Roger Ebert gave the film 2 out of 4 stars and said the film misses opportunities to fully explore the notion of vampire-gangsters and is muddled in its execution. Ebert said "It looks great, with its film noir streets and its vampires who steam and disintegrate at the touch of sunlight (Don Rickles, as Loggia's lawyer, meets a particularly gruesome end)…But such cuteness doesn't make up for the lack of a clear idea of what the movie is about", and "it's all effect and no emotion." He noted Parillaud's Marie "is an interesting character, and some of her scenes with LaPaglia have a certain poignance as a result. But she's real enough, dimensional enough, to be more at home in one of Anne Rice's vampire stories, instead of in this uneasy anthology of genres and styles."

In a positive review for the Los Angeles Times, Kevin Thomas wrote Landis and Wolk "take real risks in that Innocent Blood must always be as funny as they are grisly or they quickly become a turnoff. Fortunately, they’re able to turn the lavish display of blood and guts, devilishly concocted by special makeup effects maestro Steve Johnson, into cathartic laughter". He also said Robert Loggia is given "a legitimate opportunity to tear loose and grandstand gloriously, infusing the entire film with an exhilarating comic energy."

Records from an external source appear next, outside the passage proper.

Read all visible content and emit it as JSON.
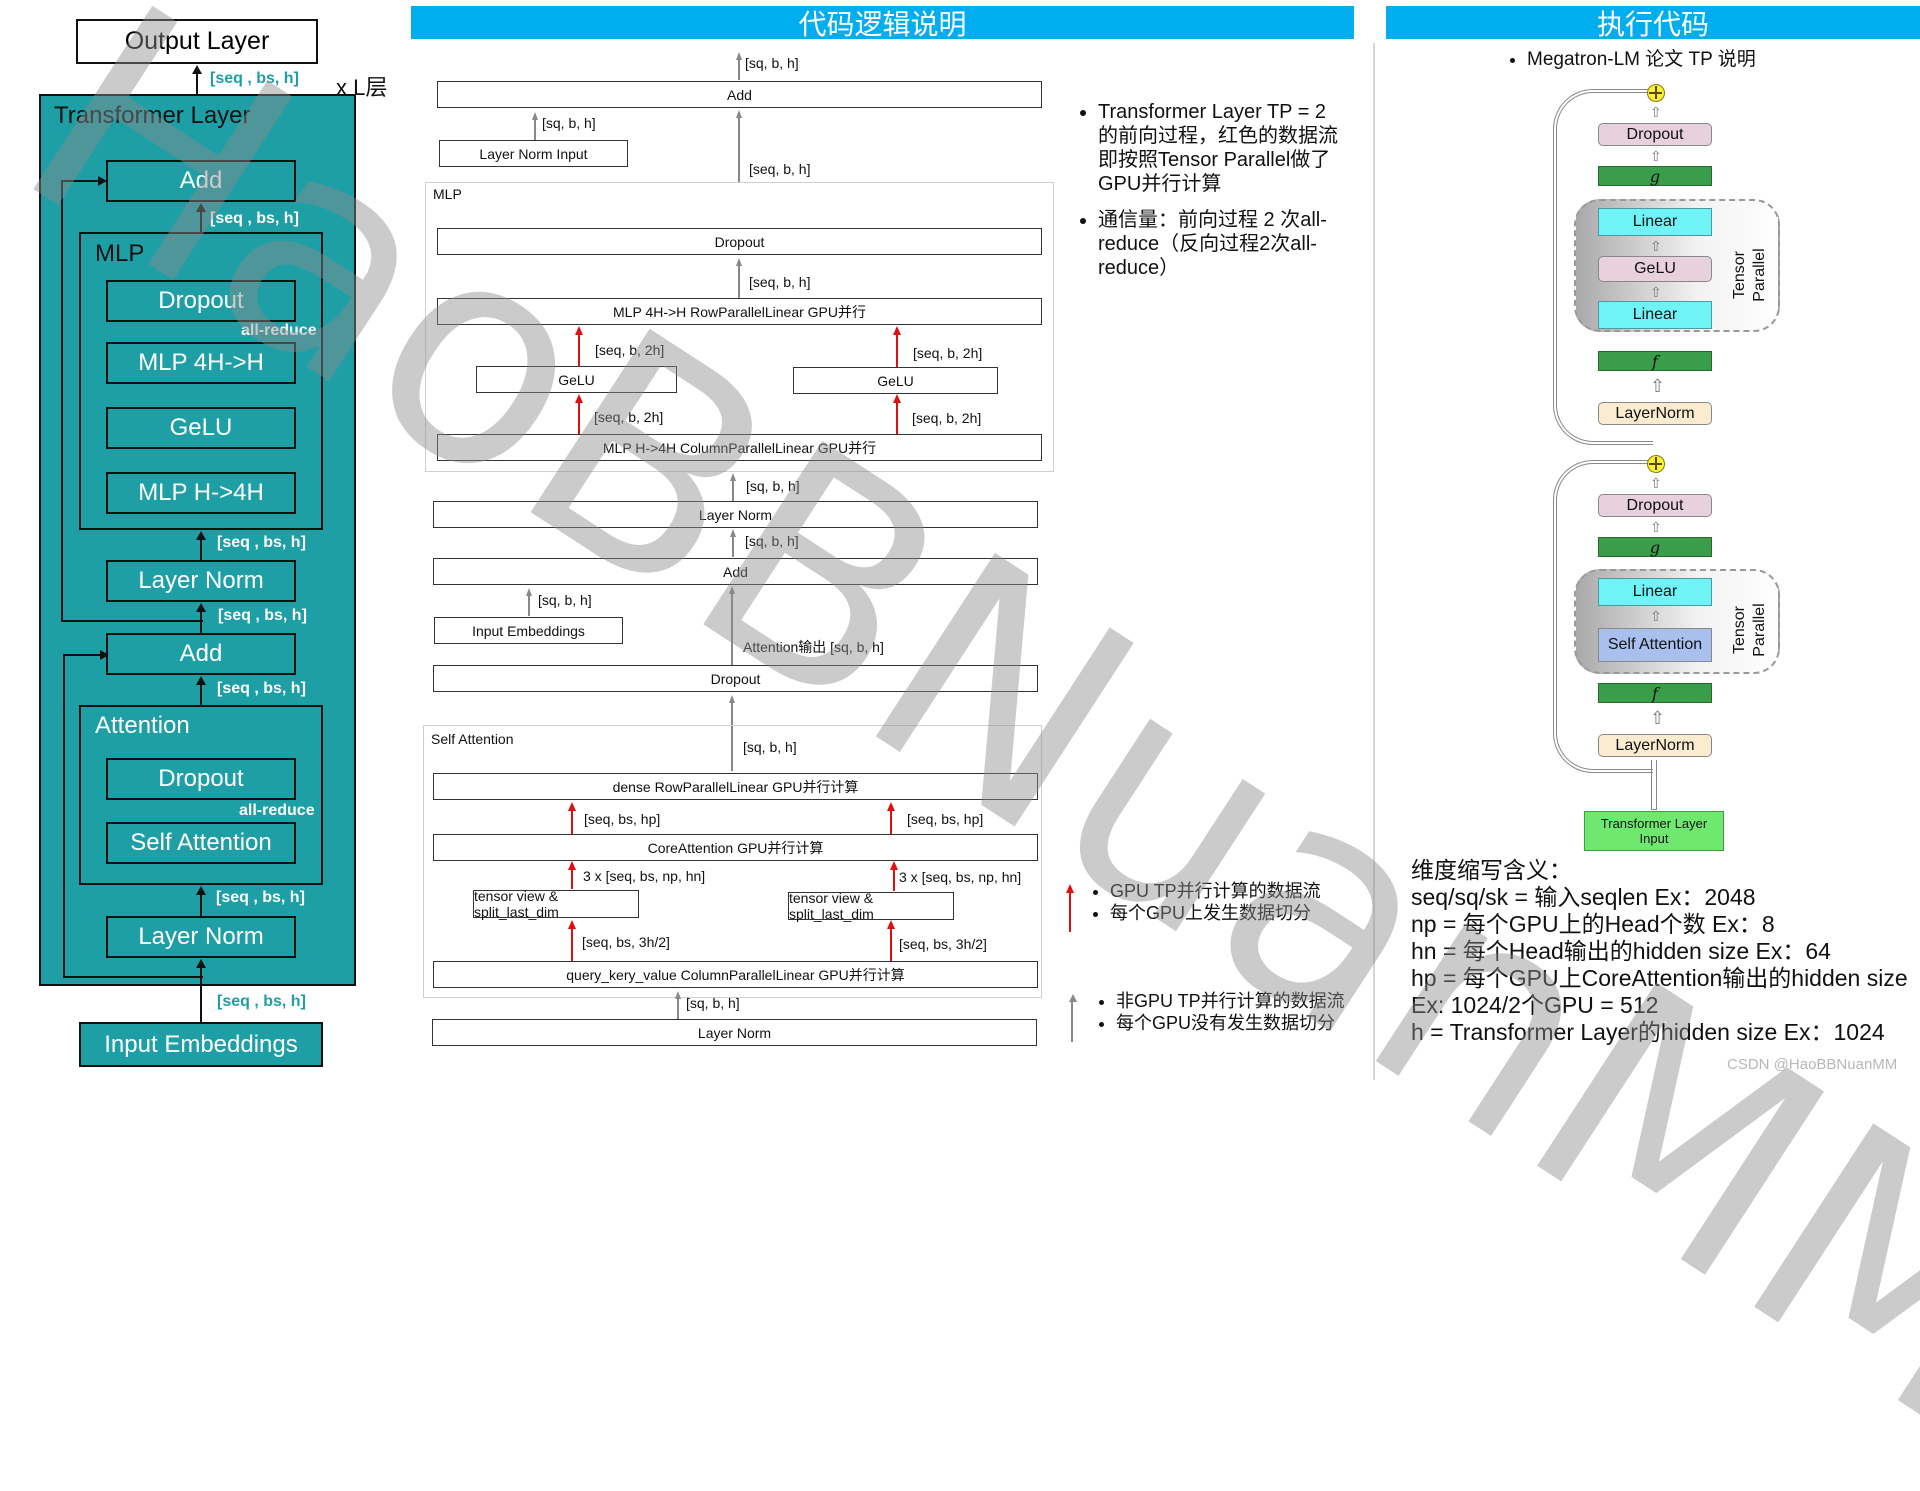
{
  "left_panel": {
    "output_layer": "Output Layer",
    "repeat_label": "x L层",
    "transformer_layer": "Transformer Layer",
    "mlp_group": "MLP",
    "attention_group": "Attention",
    "blocks": {
      "add_top": "Add",
      "mlp_dropout": "Dropout",
      "mlp_4h_h": "MLP 4H->H",
      "gelu": "GeLU",
      "mlp_h_4h": "MLP H->4H",
      "layer_norm_mid": "Layer Norm",
      "add_mid": "Add",
      "attn_dropout": "Dropout",
      "self_attention": "Self Attention",
      "layer_norm_bottom": "Layer Norm",
      "input_embeddings": "Input Embeddings"
    },
    "dim_label": "[seq , bs, h]",
    "all_reduce": "all-reduce"
  },
  "middle_panel": {
    "header": "代码逻辑说明",
    "blocks": {
      "add_top": "Add",
      "layer_norm_input": "Layer Norm Input",
      "mlp_group": "MLP",
      "dropout_mlp": "Dropout",
      "row_parallel": "MLP 4H->H RowParallelLinear GPU并行",
      "gelu_left": "GeLU",
      "gelu_right": "GeLU",
      "col_parallel": "MLP H->4H ColumnParallelLinear GPU并行",
      "layer_norm": "Layer Norm",
      "add_mid": "Add",
      "input_embeddings": "Input Embeddings",
      "dropout_attn": "Dropout",
      "self_attention_group": "Self Attention",
      "dense": "dense RowParallelLinear GPU并行计算",
      "core_attention": "CoreAttention GPU并行计算",
      "split_left": "tensor view & split_last_dim",
      "split_right": "tensor view & split_last_dim",
      "qkv": "query_kery_value ColumnParallelLinear GPU并行计算",
      "layer_norm_bottom": "Layer Norm"
    },
    "labels": {
      "sq_b_h": "[sq, b, h]",
      "seq_b_h": "[seq, b, h]",
      "seq_b_2h": "[seq, b, 2h]",
      "attn_out": "Attention输出 [sq, b, h]",
      "seq_bs_hp": "[seq, bs, hp]",
      "three_x": "3 x [seq, bs, np, hn]",
      "seq_bs_3h2": "[seq, bs, 3h/2]"
    }
  },
  "notes": {
    "bullets": [
      "Transformer Layer TP = 2 的前向过程，红色的数据流即按照Tensor Parallel做了GPU并行计算",
      "通信量：前向过程 2 次all-reduce（反向过程2次all-reduce）"
    ],
    "legend_red": [
      "GPU TP并行计算的数据流",
      "每个GPU上发生数据切分"
    ],
    "legend_gray": [
      "非GPU TP并行计算的数据流",
      "每个GPU没有发生数据切分"
    ],
    "colors": {
      "red_flow": "#e01010",
      "gray_flow": "#888888"
    }
  },
  "right_panel": {
    "header": "执行代码",
    "subtitle": "Megatron-LM 论文 TP 说明",
    "mlp_block": {
      "dropout": "Dropout",
      "g_symbol": "g",
      "linear_top": "Linear",
      "gelu": "GeLU",
      "linear_bottom": "Linear",
      "f_symbol": "f",
      "layer_norm": "LayerNorm",
      "tensor_parallel": "Tensor Parallel"
    },
    "attn_block": {
      "dropout": "Dropout",
      "g_symbol": "g",
      "linear": "Linear",
      "self_attention": "Self Attention",
      "f_symbol": "f",
      "layer_norm": "LayerNorm",
      "tensor_parallel": "Tensor Parallel"
    },
    "input": "Transformer Layer Input",
    "dims_title": "维度缩写含义：",
    "dims": [
      "seq/sq/sk = 输入seqlen Ex：2048",
      "np = 每个GPU上的Head个数 Ex：8",
      "hn = 每个Head输出的hidden size Ex：64",
      "hp  = 每个GPU上CoreAttention输出的hidden size",
      "Ex: 1024/2个GPU = 512",
      "h = Transformer Layer的hidden size Ex：1024"
    ]
  },
  "watermark": "HaoBBNuanMM",
  "credit": "CSDN @HaoBBNuanMM"
}
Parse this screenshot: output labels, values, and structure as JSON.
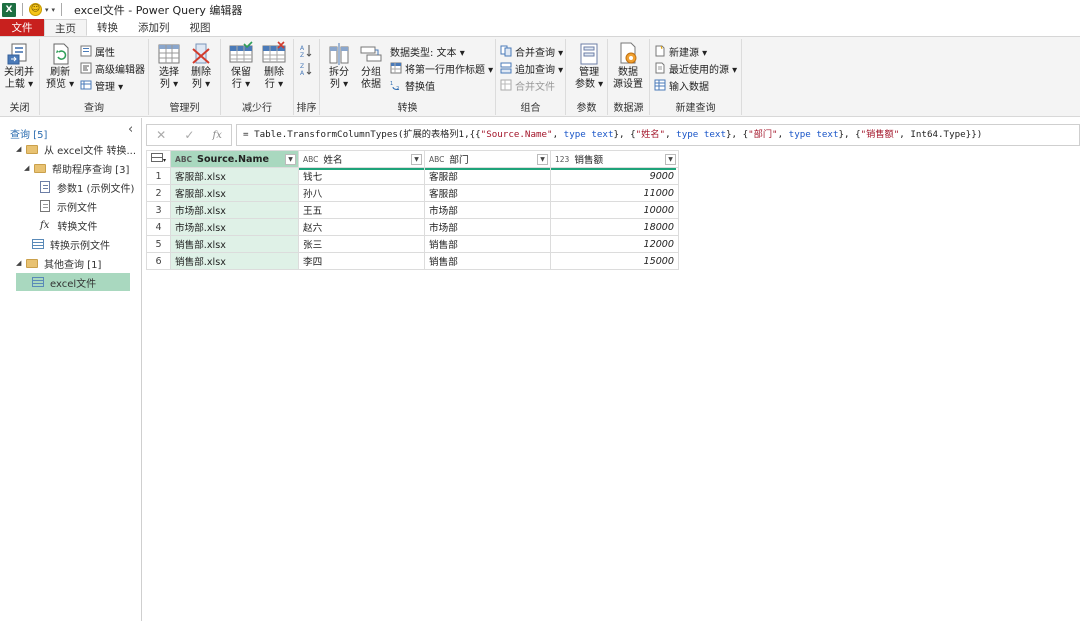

Kathleen Maher of The Austin Chronicle criticized the film's length and said, "It loses steam and coherence about midway through, leaving us rooting for it but doomed to disappointment. Combining comedy, horror, romance and chase scenes, Innocent Blood finally begins to collapse in on itself but not before we've had more than a few good laughs and a frightened yelp or two."